I have been absolutely overwhelmed with the amount of support I have been shown since the start of this lockdown. Friends have messaged to check in, family have offered to share supplies, and people have offered (and been taken up on the offer) to go shopping for us, and I think that is a true sign of the world that we live in; it’s not all bad. Whilst I can’t see this ending any time soon, I am not worried as I know I have plenty of willing and able people who are kind enough to offer their help. As I can’t do the things i would like to and help in the way I wish I could, I’d like to at least help by offering some ideas for those of you struggling yourself, or know someone who is.
In situations like this, tech is very much our friend. Apps such as HouseParty, Zoom or even plain old FaceTime are great; where a phone call is lovely, that extra dimension of seeing someone’s face is infinitely better especially when someone is stuck in isolation. If anyone needs help setting anything up, then feel free to get in touch with me! most of these things are free, which is a bonus. The only issue is that they require a smartphone or tablet. Skype does still exist, and is a brilliant platform, however the issue with that at the moment is that due to everyone working from home, office essentials such as webcams are difficult to come by.
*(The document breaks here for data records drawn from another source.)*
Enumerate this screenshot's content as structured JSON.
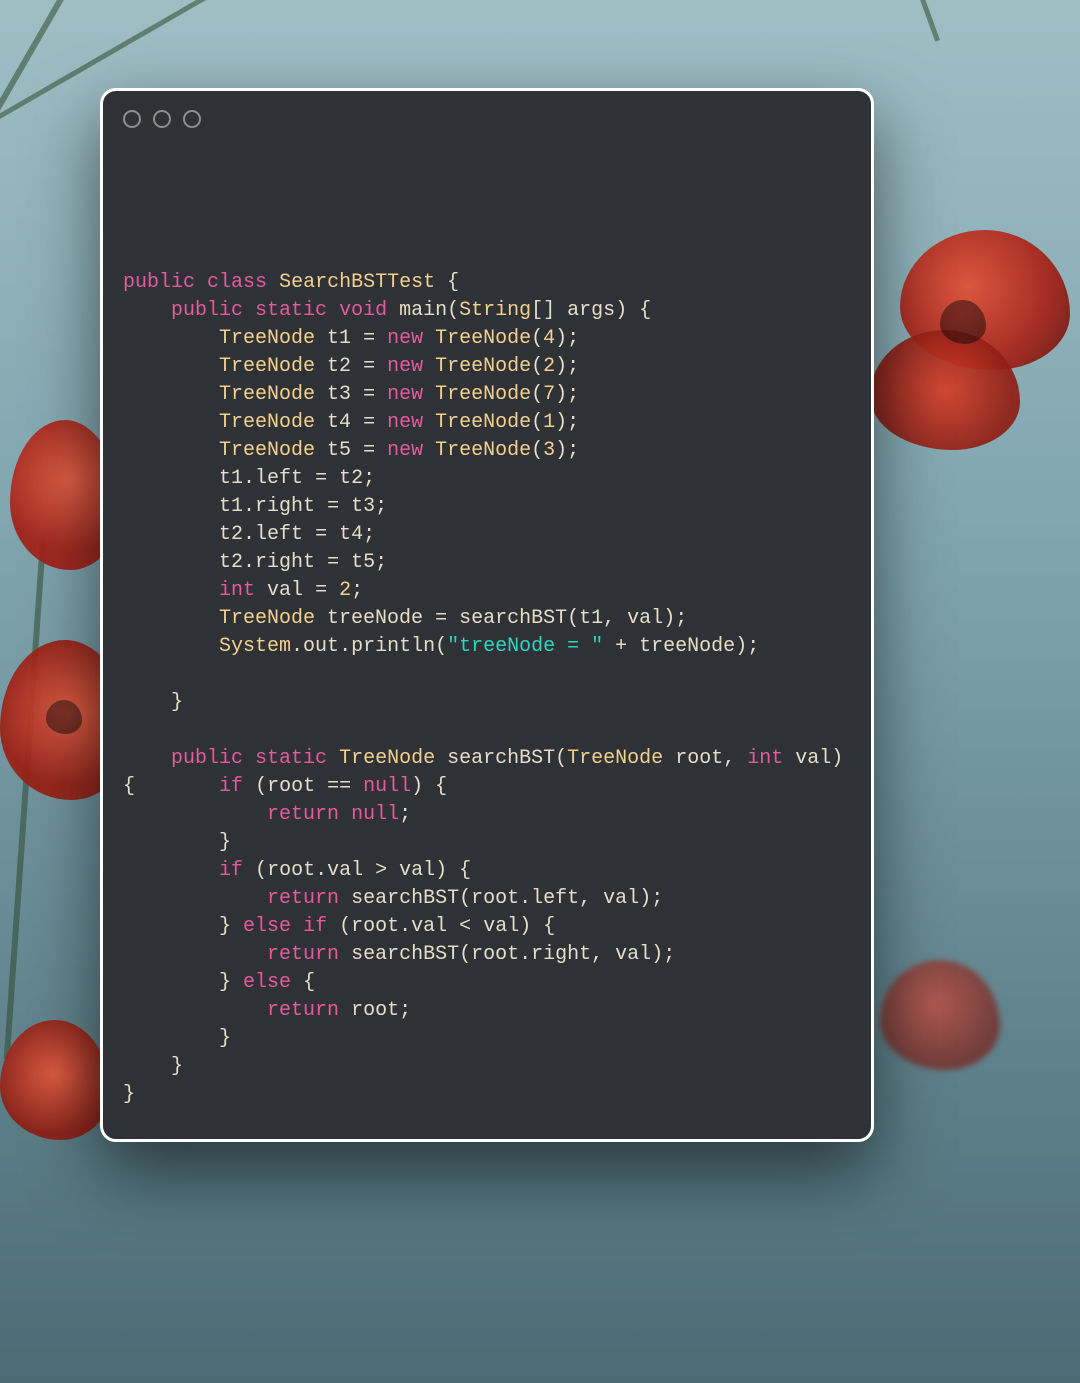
{
  "background": {
    "top_color": "#9fbec4",
    "bottom_color": "#4a6b74",
    "accent_red": "#c0382b"
  },
  "window": {
    "bg_color": "#2e3136",
    "border_color": "#ffffff",
    "traffic_light_count": 3
  },
  "syntax_colors": {
    "keyword": "#e65a9c",
    "type": "#f2d190",
    "identifier": "#e6ddc9",
    "number": "#f2d190",
    "string": "#2fd4bf",
    "null": "#e65a9c"
  },
  "code": {
    "language": "Java",
    "lines": [
      [
        [
          "blank",
          ""
        ]
      ],
      [
        [
          "keyword",
          "public"
        ],
        [
          "sp",
          " "
        ],
        [
          "keyword",
          "class"
        ],
        [
          "sp",
          " "
        ],
        [
          "type",
          "SearchBSTTest"
        ],
        [
          "sp",
          " "
        ],
        [
          "punct",
          "{"
        ]
      ],
      [
        [
          "indent",
          "    "
        ],
        [
          "keyword",
          "public"
        ],
        [
          "sp",
          " "
        ],
        [
          "keyword",
          "static"
        ],
        [
          "sp",
          " "
        ],
        [
          "keyword",
          "void"
        ],
        [
          "sp",
          " "
        ],
        [
          "method",
          "main"
        ],
        [
          "punct",
          "("
        ],
        [
          "type",
          "String"
        ],
        [
          "punct",
          "[] "
        ],
        [
          "ident",
          "args"
        ],
        [
          "punct",
          ") {"
        ]
      ],
      [
        [
          "indent",
          "        "
        ],
        [
          "type",
          "TreeNode"
        ],
        [
          "sp",
          " "
        ],
        [
          "ident",
          "t1"
        ],
        [
          "sp",
          " "
        ],
        [
          "punct",
          "= "
        ],
        [
          "keyword",
          "new"
        ],
        [
          "sp",
          " "
        ],
        [
          "type",
          "TreeNode"
        ],
        [
          "punct",
          "("
        ],
        [
          "number",
          "4"
        ],
        [
          "punct",
          ");"
        ]
      ],
      [
        [
          "indent",
          "        "
        ],
        [
          "type",
          "TreeNode"
        ],
        [
          "sp",
          " "
        ],
        [
          "ident",
          "t2"
        ],
        [
          "sp",
          " "
        ],
        [
          "punct",
          "= "
        ],
        [
          "keyword",
          "new"
        ],
        [
          "sp",
          " "
        ],
        [
          "type",
          "TreeNode"
        ],
        [
          "punct",
          "("
        ],
        [
          "number",
          "2"
        ],
        [
          "punct",
          ");"
        ]
      ],
      [
        [
          "indent",
          "        "
        ],
        [
          "type",
          "TreeNode"
        ],
        [
          "sp",
          " "
        ],
        [
          "ident",
          "t3"
        ],
        [
          "sp",
          " "
        ],
        [
          "punct",
          "= "
        ],
        [
          "keyword",
          "new"
        ],
        [
          "sp",
          " "
        ],
        [
          "type",
          "TreeNode"
        ],
        [
          "punct",
          "("
        ],
        [
          "number",
          "7"
        ],
        [
          "punct",
          ");"
        ]
      ],
      [
        [
          "indent",
          "        "
        ],
        [
          "type",
          "TreeNode"
        ],
        [
          "sp",
          " "
        ],
        [
          "ident",
          "t4"
        ],
        [
          "sp",
          " "
        ],
        [
          "punct",
          "= "
        ],
        [
          "keyword",
          "new"
        ],
        [
          "sp",
          " "
        ],
        [
          "type",
          "TreeNode"
        ],
        [
          "punct",
          "("
        ],
        [
          "number",
          "1"
        ],
        [
          "punct",
          ");"
        ]
      ],
      [
        [
          "indent",
          "        "
        ],
        [
          "type",
          "TreeNode"
        ],
        [
          "sp",
          " "
        ],
        [
          "ident",
          "t5"
        ],
        [
          "sp",
          " "
        ],
        [
          "punct",
          "= "
        ],
        [
          "keyword",
          "new"
        ],
        [
          "sp",
          " "
        ],
        [
          "type",
          "TreeNode"
        ],
        [
          "punct",
          "("
        ],
        [
          "number",
          "3"
        ],
        [
          "punct",
          ");"
        ]
      ],
      [
        [
          "indent",
          "        "
        ],
        [
          "ident",
          "t1"
        ],
        [
          "punct",
          "."
        ],
        [
          "ident",
          "left"
        ],
        [
          "sp",
          " "
        ],
        [
          "punct",
          "= "
        ],
        [
          "ident",
          "t2"
        ],
        [
          "punct",
          ";"
        ]
      ],
      [
        [
          "indent",
          "        "
        ],
        [
          "ident",
          "t1"
        ],
        [
          "punct",
          "."
        ],
        [
          "ident",
          "right"
        ],
        [
          "sp",
          " "
        ],
        [
          "punct",
          "= "
        ],
        [
          "ident",
          "t3"
        ],
        [
          "punct",
          ";"
        ]
      ],
      [
        [
          "indent",
          "        "
        ],
        [
          "ident",
          "t2"
        ],
        [
          "punct",
          "."
        ],
        [
          "ident",
          "left"
        ],
        [
          "sp",
          " "
        ],
        [
          "punct",
          "= "
        ],
        [
          "ident",
          "t4"
        ],
        [
          "punct",
          ";"
        ]
      ],
      [
        [
          "indent",
          "        "
        ],
        [
          "ident",
          "t2"
        ],
        [
          "punct",
          "."
        ],
        [
          "ident",
          "right"
        ],
        [
          "sp",
          " "
        ],
        [
          "punct",
          "= "
        ],
        [
          "ident",
          "t5"
        ],
        [
          "punct",
          ";"
        ]
      ],
      [
        [
          "indent",
          "        "
        ],
        [
          "keyword",
          "int"
        ],
        [
          "sp",
          " "
        ],
        [
          "ident",
          "val"
        ],
        [
          "sp",
          " "
        ],
        [
          "punct",
          "= "
        ],
        [
          "number",
          "2"
        ],
        [
          "punct",
          ";"
        ]
      ],
      [
        [
          "indent",
          "        "
        ],
        [
          "type",
          "TreeNode"
        ],
        [
          "sp",
          " "
        ],
        [
          "ident",
          "treeNode"
        ],
        [
          "sp",
          " "
        ],
        [
          "punct",
          "= "
        ],
        [
          "method",
          "searchBST"
        ],
        [
          "punct",
          "("
        ],
        [
          "ident",
          "t1"
        ],
        [
          "punct",
          ", "
        ],
        [
          "ident",
          "val"
        ],
        [
          "punct",
          ");"
        ]
      ],
      [
        [
          "indent",
          "        "
        ],
        [
          "type",
          "System"
        ],
        [
          "punct",
          "."
        ],
        [
          "ident",
          "out"
        ],
        [
          "punct",
          "."
        ],
        [
          "method",
          "println"
        ],
        [
          "punct",
          "("
        ],
        [
          "string",
          "\"treeNode = \""
        ],
        [
          "sp",
          " "
        ],
        [
          "punct",
          "+ "
        ],
        [
          "ident",
          "treeNode"
        ],
        [
          "punct",
          ");"
        ]
      ],
      [
        [
          "blank",
          ""
        ]
      ],
      [
        [
          "indent",
          "    "
        ],
        [
          "punct",
          "}"
        ]
      ],
      [
        [
          "blank",
          ""
        ]
      ],
      [
        [
          "indent",
          "    "
        ],
        [
          "keyword",
          "public"
        ],
        [
          "sp",
          " "
        ],
        [
          "keyword",
          "static"
        ],
        [
          "sp",
          " "
        ],
        [
          "type",
          "TreeNode"
        ],
        [
          "sp",
          " "
        ],
        [
          "method",
          "searchBST"
        ],
        [
          "punct",
          "("
        ],
        [
          "type",
          "TreeNode"
        ],
        [
          "sp",
          " "
        ],
        [
          "ident",
          "root"
        ],
        [
          "punct",
          ", "
        ],
        [
          "keyword",
          "int"
        ],
        [
          "sp",
          " "
        ],
        [
          "ident",
          "val"
        ],
        [
          "punct",
          ") "
        ]
      ],
      [
        [
          "punct",
          "{"
        ],
        [
          "indent",
          "       "
        ],
        [
          "keyword",
          "if"
        ],
        [
          "sp",
          " "
        ],
        [
          "punct",
          "("
        ],
        [
          "ident",
          "root"
        ],
        [
          "sp",
          " "
        ],
        [
          "punct",
          "== "
        ],
        [
          "null",
          "null"
        ],
        [
          "punct",
          ") {"
        ]
      ],
      [
        [
          "indent",
          "            "
        ],
        [
          "keyword",
          "return"
        ],
        [
          "sp",
          " "
        ],
        [
          "null",
          "null"
        ],
        [
          "punct",
          ";"
        ]
      ],
      [
        [
          "indent",
          "        "
        ],
        [
          "punct",
          "}"
        ]
      ],
      [
        [
          "indent",
          "        "
        ],
        [
          "keyword",
          "if"
        ],
        [
          "sp",
          " "
        ],
        [
          "punct",
          "("
        ],
        [
          "ident",
          "root"
        ],
        [
          "punct",
          "."
        ],
        [
          "ident",
          "val"
        ],
        [
          "sp",
          " "
        ],
        [
          "punct",
          "> "
        ],
        [
          "ident",
          "val"
        ],
        [
          "punct",
          ") {"
        ]
      ],
      [
        [
          "indent",
          "            "
        ],
        [
          "keyword",
          "return"
        ],
        [
          "sp",
          " "
        ],
        [
          "method",
          "searchBST"
        ],
        [
          "punct",
          "("
        ],
        [
          "ident",
          "root"
        ],
        [
          "punct",
          "."
        ],
        [
          "ident",
          "left"
        ],
        [
          "punct",
          ", "
        ],
        [
          "ident",
          "val"
        ],
        [
          "punct",
          ");"
        ]
      ],
      [
        [
          "indent",
          "        "
        ],
        [
          "punct",
          "} "
        ],
        [
          "keyword",
          "else"
        ],
        [
          "sp",
          " "
        ],
        [
          "keyword",
          "if"
        ],
        [
          "sp",
          " "
        ],
        [
          "punct",
          "("
        ],
        [
          "ident",
          "root"
        ],
        [
          "punct",
          "."
        ],
        [
          "ident",
          "val"
        ],
        [
          "sp",
          " "
        ],
        [
          "punct",
          "< "
        ],
        [
          "ident",
          "val"
        ],
        [
          "punct",
          ") {"
        ]
      ],
      [
        [
          "indent",
          "            "
        ],
        [
          "keyword",
          "return"
        ],
        [
          "sp",
          " "
        ],
        [
          "method",
          "searchBST"
        ],
        [
          "punct",
          "("
        ],
        [
          "ident",
          "root"
        ],
        [
          "punct",
          "."
        ],
        [
          "ident",
          "right"
        ],
        [
          "punct",
          ", "
        ],
        [
          "ident",
          "val"
        ],
        [
          "punct",
          ");"
        ]
      ],
      [
        [
          "indent",
          "        "
        ],
        [
          "punct",
          "} "
        ],
        [
          "keyword",
          "else"
        ],
        [
          "sp",
          " "
        ],
        [
          "punct",
          "{"
        ]
      ],
      [
        [
          "indent",
          "            "
        ],
        [
          "keyword",
          "return"
        ],
        [
          "sp",
          " "
        ],
        [
          "ident",
          "root"
        ],
        [
          "punct",
          ";"
        ]
      ],
      [
        [
          "indent",
          "        "
        ],
        [
          "punct",
          "}"
        ]
      ],
      [
        [
          "indent",
          "    "
        ],
        [
          "punct",
          "}"
        ]
      ],
      [
        [
          "punct",
          "}"
        ]
      ]
    ]
  }
}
Facebook is becoming an extremely useful tool at the moment too. There are many community action groups, all designed to put those with needs in touch with those with means. The way in which these groups seem to mostly work is by people posting what they can do, and then those with needs can get in touch. Another common formula is one central director/s control the team of volunteers, and distribute the work as it comes in. Thankfully I have not needed to access such a group yet, however i am extremely appreciative of them being there, and I am in awe of those giving up their time to help others during this national crisis. If this sounds interesting, please check out https://covidmutualaid.org/ as this resource lists most of the community groups available.
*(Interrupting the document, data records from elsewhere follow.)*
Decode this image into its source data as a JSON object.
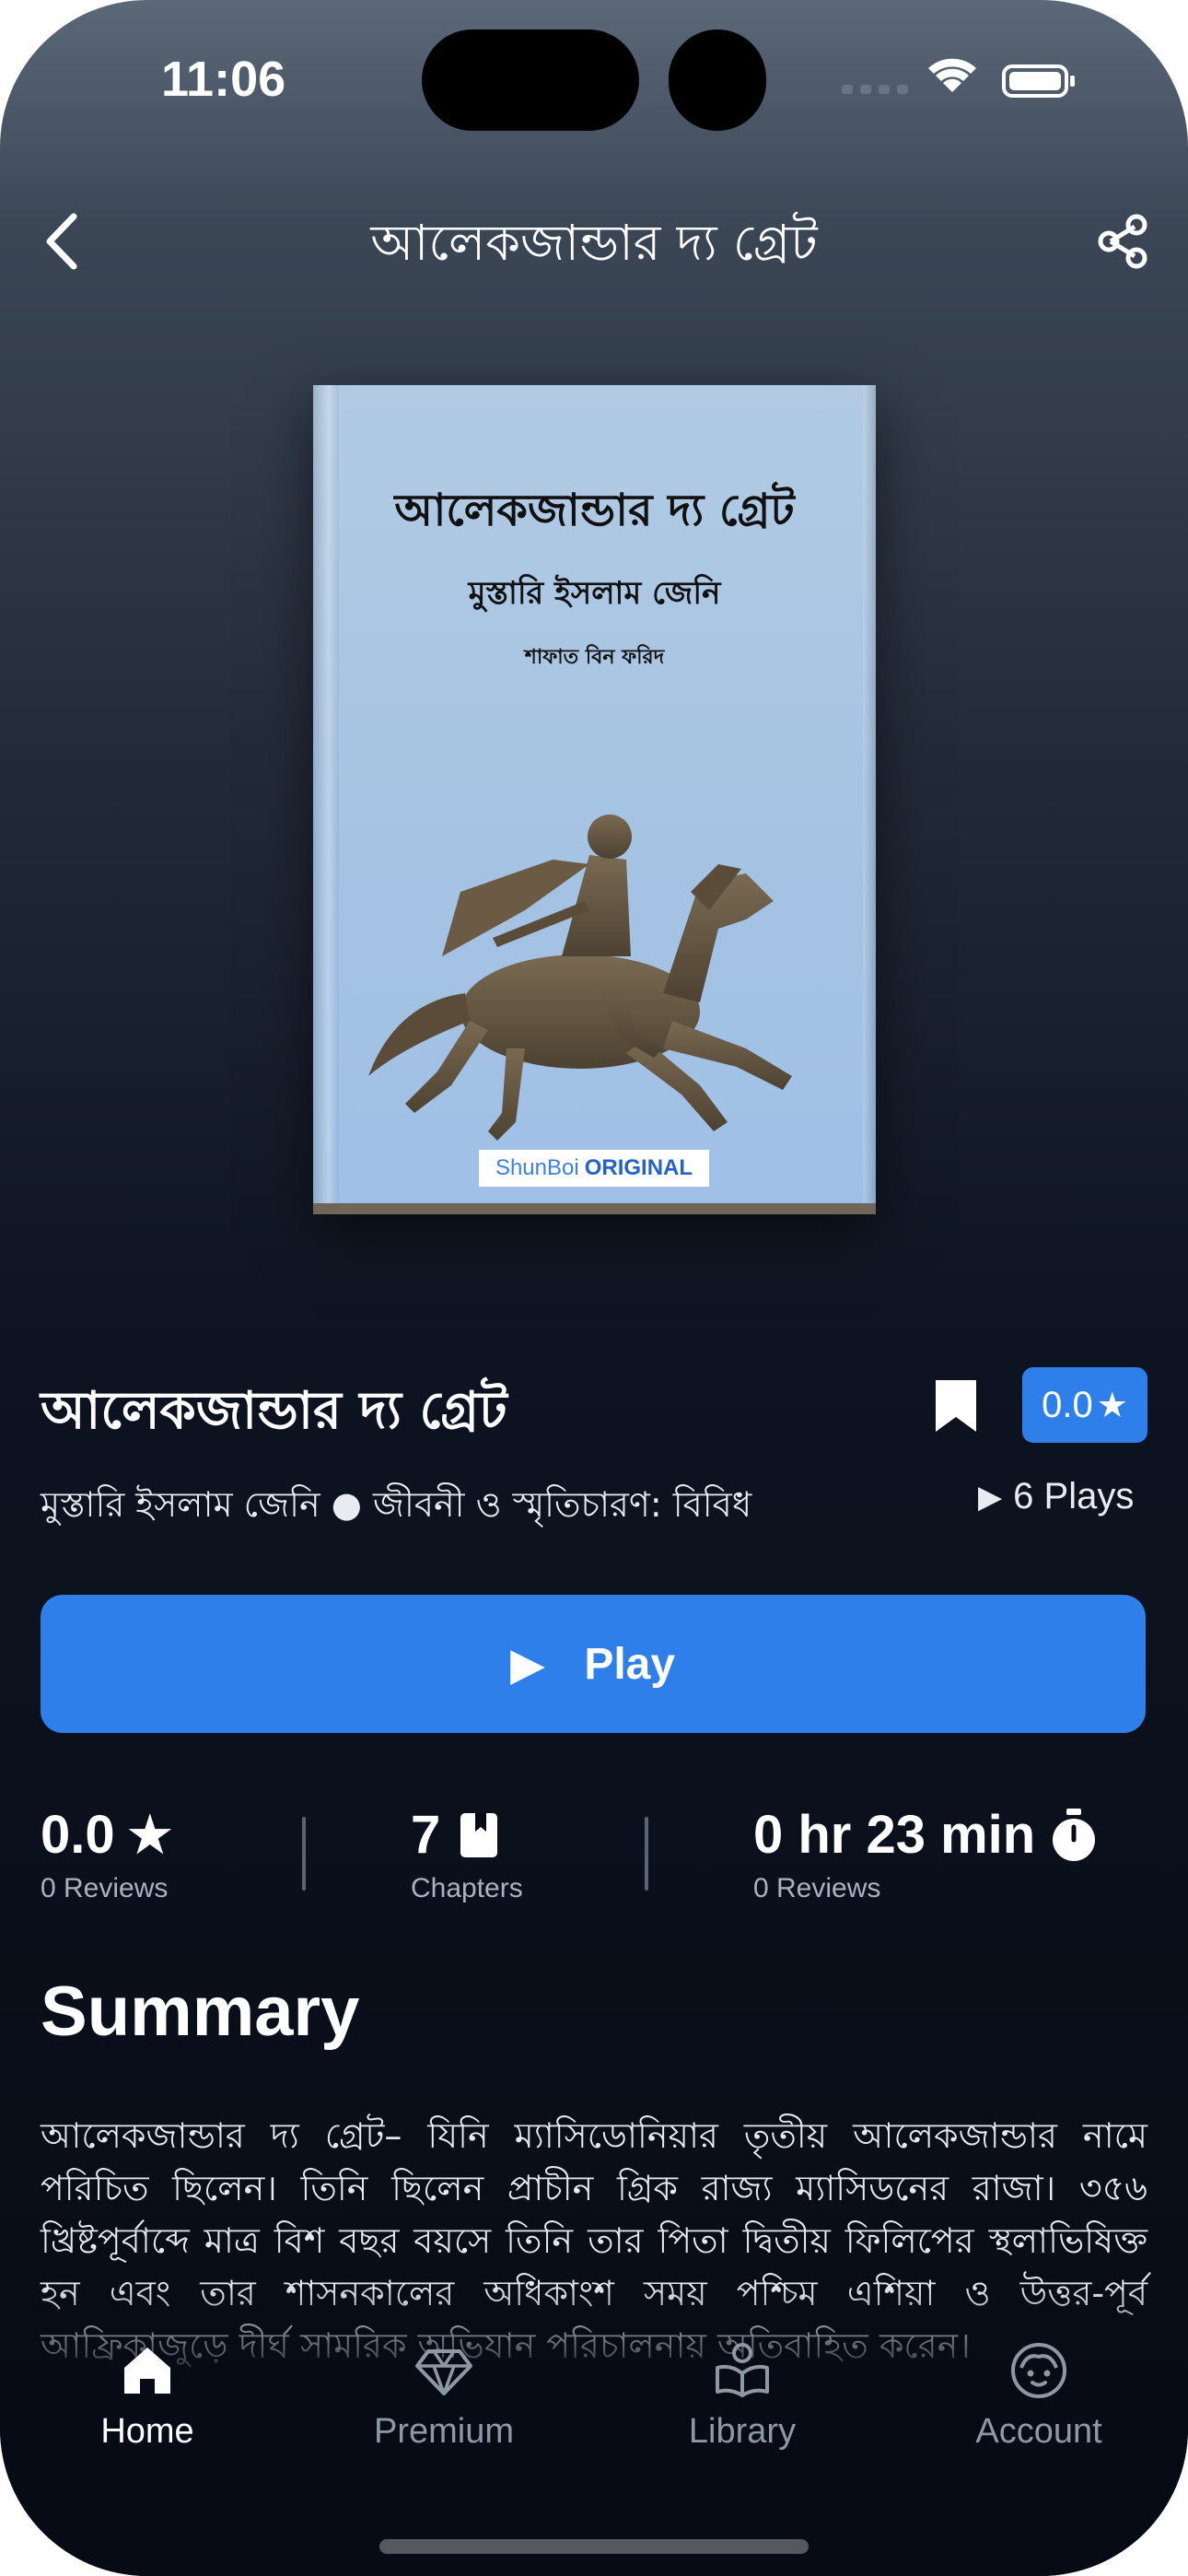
{
  "status_bar": {
    "time": "11:06"
  },
  "header": {
    "title": "আলেকজান্ডার দ্য গ্রেট"
  },
  "cover": {
    "title": "আলেকজান্ডার দ্য গ্রেট",
    "author": "মুস্তারি ইসলাম জেনি",
    "narrator": "শাফাত বিন ফরিদ",
    "brand": "ShunBoi",
    "brand_tag": "ORIGINAL"
  },
  "book": {
    "title": "আলেকজান্ডার দ্য গ্রেট",
    "rating_badge": "0.0",
    "meta": "মুস্তারি ইসলাম জেনি ● জীবনী ও স্মৃতিচারণ: বিবিধ",
    "plays": "6 Plays"
  },
  "play_button": {
    "label": "Play"
  },
  "stats": {
    "rating": {
      "value": "0.0",
      "label": "0 Reviews"
    },
    "chapters": {
      "value": "7",
      "label": "Chapters"
    },
    "duration": {
      "value": "0 hr 23 min",
      "label": "0 Reviews"
    }
  },
  "summary": {
    "heading": "Summary",
    "text": "আলেকজান্ডার দ্য গ্রেট– যিনি ম্যাসিডোনিয়ার তৃতীয় আলেকজান্ডার নামে পরিচিত ছিলেন। তিনি ছিলেন প্রাচীন গ্রিক রাজ্য ম্যাসিডনের রাজা। ৩৫৬ খ্রিষ্টপূর্বাব্দে মাত্র বিশ বছর বয়সে তিনি তার পিতা দ্বিতীয় ফিলিপের স্থলাভিষিক্ত হন এবং তার শাসনকালের অধিকাংশ সময় পশ্চিম এশিয়া ও উত্তর-পূর্ব আফ্রিকাজুড়ে দীর্ঘ সামরিক অভিযান পরিচালনায় অতিবাহিত করেন।"
  },
  "tabs": [
    {
      "label": "Home",
      "icon": "home-icon",
      "active": true
    },
    {
      "label": "Premium",
      "icon": "diamond-icon",
      "active": false
    },
    {
      "label": "Library",
      "icon": "library-icon",
      "active": false
    },
    {
      "label": "Account",
      "icon": "account-icon",
      "active": false
    }
  ],
  "colors": {
    "accent": "#2f7fea",
    "background": "#070b15",
    "muted_text": "#8e97a4"
  }
}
For those less inclined to use technology, nothing is better than a handwritten letter. The World Health Organisation has stated that the risk of infection from things like letters and parcels is minimal, so hand delivering a letter to someone who would otherwise have no interaction is no risk to anyone.
Finally, I would like to say that if anyone needs a chat, my inbox is always open. Mental health is a serious consideration in situations like this, and we must all take steps to ward off cabin fever and loneliness. Hopefully it won’t be much longer and we can all get back to what we love and know, but with much more mindfulness for those of us without anyone to talk to.